Referimo-nos aos princípios de Santo Tomás
Como havíamos dito que havia que seguir principalmente a
filosofia de Santo Tomás, e não dissemos unicamente, alguns creram
cumprir com Nosso desejo, ou ao menos creram não ir contra este Nosso desejo,
ensinando a filosofia de qualquer dos Doutores escolásticos, ainda que seja
oposta aos princípios de Santo Tomás. Mas equivocam-se plenamente. Está claro
que, ao estabelecer como principal guia da filosofia escolástica a Santo Tomás,
nos referimos de modo especial a seus princípios, nos quais essa filosofia se
apoia. Não se pode admitir a opinião de alguns já antigos, segundo ao qual é
indiferente, para a verdade da Fé, o que cada qual pense a respeito das coisas
criadas, contanto que a ideia que se tenha de Deus seja correta, já que um
conhecimento errôneo acerca da natureza das coisas leva a um falso conhecimento
de Deus; por isso se devem conservar santa e invioladamente os princípios
filosóficos estabelecidos por Santo Tomás, a partir dos quais se aprende a
ciência das coisas criadas de maneira congruente com a Fé.[2], se refutam os
erros de qualquer época, se pode distinguir com certeza o que somente a Deus
pertence e não se pode atribuir a nada mais,[3] se ilustra com toda a clareza
tanto a diversidade como a analogia que há entre Deus e suas obras. O Concílio
Lateranense IV expressava assim esta diversidade e esta analogia: “Quanto mais
semelhança se afirme entre o Criador e a criatura, mais se há de afirmar a
dessemelhança”.[4]
Estes princípios são como o fundamento de toda e qualquer ciência
Ademais, falando em geral, estes princípios de Santo Tomás não encerram nada
além do que já haviam descoberto os mais importantes filósofos e Doutores da
Igreja, meditando e argumentando sobre o conhecimento humano, sobre a natureza
de Deus e das coisas, sobre a ordem moral e a consecução do fim último. Com um
engenho quase angélico, desenvolveu e acrescentou toda essa quantidade de
sabedoria recebida dos que o haviam precedido, e empregou-a para apresentar a
doutrina sagrada à mente humana, para ilustrá-la e para dar-lhe firmeza;[5] por
isso, a sã razão não pode deixar de tê-la em conta, e a Religião não pode
consentir que seja menosprezada. Tanto mais que, se a verdade católica se vê
privada da valiosa ajuda que lhe prestam estes princípios, não poderá ser
defendida buscando, em vão, elementos nessa outra filosofia que compartilha, ou
ao menos não refuta, os princípios em que se apoiam o Materialismo, o Monismo,
o Panteísmo, o Socialismo e as diversas classes de Modernismo.

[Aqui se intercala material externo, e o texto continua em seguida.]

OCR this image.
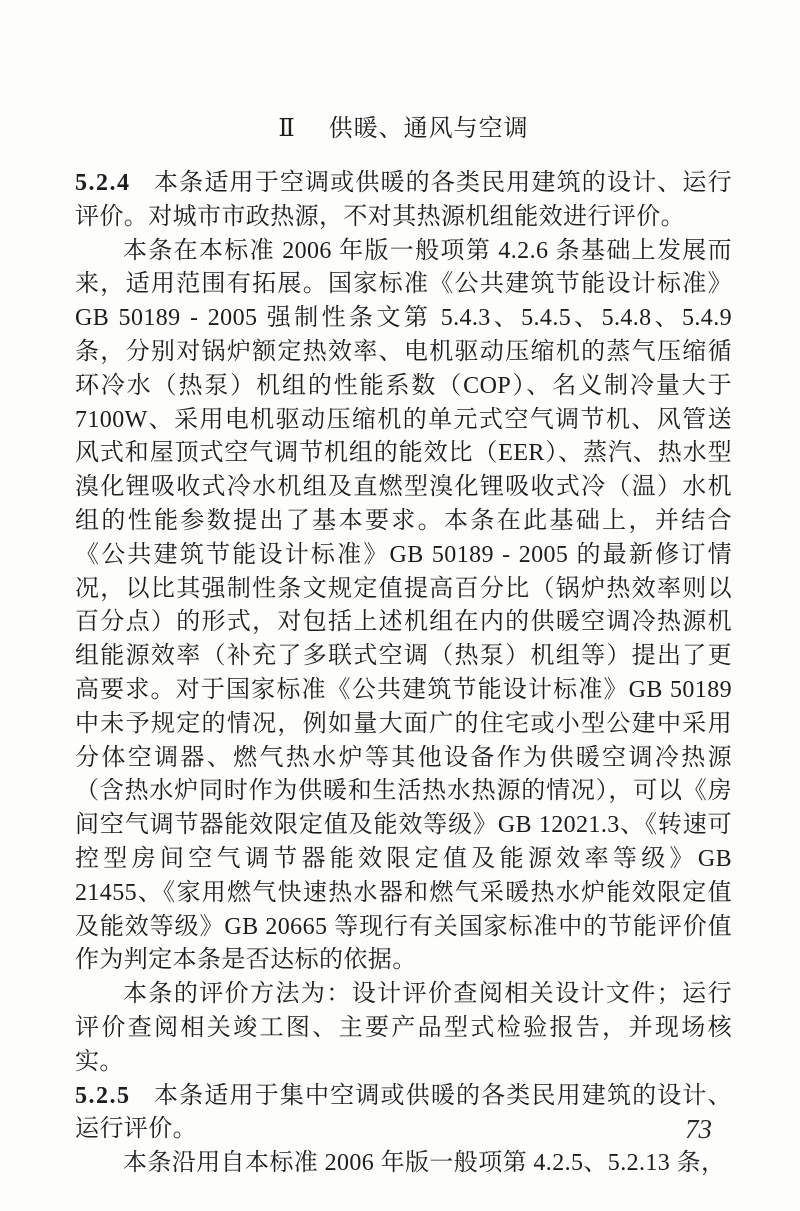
Ⅱ 供暖、通风与空调

5.2.4 本条适用于空调或供暖的各类民用建筑的设计、运行评价。对城市市政热源，不对其热源机组能效进行评价。

本条在本标准 2006 年版一般项第 4.2.6 条基础上发展而来，适用范围有拓展。国家标准《公共建筑节能设计标准》GB 50189 - 2005 强制性条文第 5.4.3、5.4.5、5.4.8、5.4.9 条，分别对锅炉额定热效率、电机驱动压缩机的蒸气压缩循环冷水（热泵）机组的性能系数（COP）、名义制冷量大于 7100W、采用电机驱动压缩机的单元式空气调节机、风管送风式和屋顶式空气调节机组的能效比（EER）、蒸汽、热水型溴化锂吸收式冷水机组及直燃型溴化锂吸收式冷（温）水机组的性能参数提出了基本要求。本条在此基础上，并结合《公共建筑节能设计标准》GB 50189 - 2005 的最新修订情况，以比其强制性条文规定值提高百分比（锅炉热效率则以百分点）的形式，对包括上述机组在内的供暖空调冷热源机组能源效率（补充了多联式空调（热泵）机组等）提出了更高要求。对于国家标准《公共建筑节能设计标准》GB 50189 中未予规定的情况，例如量大面广的住宅或小型公建中采用分体空调器、燃气热水炉等其他设备作为供暖空调冷热源（含热水炉同时作为供暖和生活热水热源的情况），可以《房间空气调节器能效限定值及能效等级》GB 12021.3、《转速可控型房间空气调节器能效限定值及能源效率等级》GB 21455、《家用燃气快速热水器和燃气采暖热水炉能效限定值及能效等级》GB 20665 等现行有关国家标准中的节能评价值作为判定本条是否达标的依据。

本条的评价方法为：设计评价查阅相关设计文件；运行评价查阅相关竣工图、主要产品型式检验报告，并现场核实。

5.2.5 本条适用于集中空调或供暖的各类民用建筑的设计、运行评价。

本条沿用自本标准 2006 年版一般项第 4.2.5、5.2.13 条，

73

Os pontos mais importantes da filosofia de Santo Tomás não devem ser
considerados como algo opinável, que se possa discutir, senão que são como os
fundamentos em que se assenta toda a ciência do natural e do divino. Se forem
rechaçados estes fundamentos ou se forem pervertidos, seguir-se-á
necessariamente que aqueles que estudam as ciências sagradas nem sequer poderão
captar o significado das palavras com que o magistério da Igreja expõe os
dogmas revelados por Deus.
Por isso quisemos advertir aqueles que se dedicam a ensinar a
filosofia e a sagrada teologia de que, se se afastam das pegadas de Santo
Tomás, principalmente em questões de metafísica, não será sem graves danos.
Este é Nosso pensamento:
Mas agora dizemos, ademais, que não só não seguem a Santo Tomás mas se apartam totalmente deste Santo Doutor aqueles que interpretam
distorcidamente ou contradizem os mais importantes princípios e afirmações de
sua filosofia. Se alguma vez Nós ou Nossos antecessores aprovamos com
particulares louvores a doutrina de um autor ou de um Santo, se ademais aconselhamos
que se divulgasse e se defendesse essa doutrina, é porque foi comprovado que
está de acordo com os princípios
de Santo Tomás ou que absolutamente não os contradiz.
Cremos Nosso dever Apostólico expor e mandar tudo isto, para que em
assunto de tanta importância todas as pessoas que pertencem tanto ao Clero
regular como ao secular considerem seriamente qual é Nosso pensamento e para
que o ponham em prática com decisão e diligência. Porão nisto particular
empenho os professores de filosofia cristã e de sagrada teologia, que devem ter
sempre presente que não será lhes dada a faculdade de ensinar para que exponham
a seus alunos as opiniões pessoais que tenham acerca de sua disciplina, senão
para que exponham as doutrinas plenamente aprovadas pela Igreja.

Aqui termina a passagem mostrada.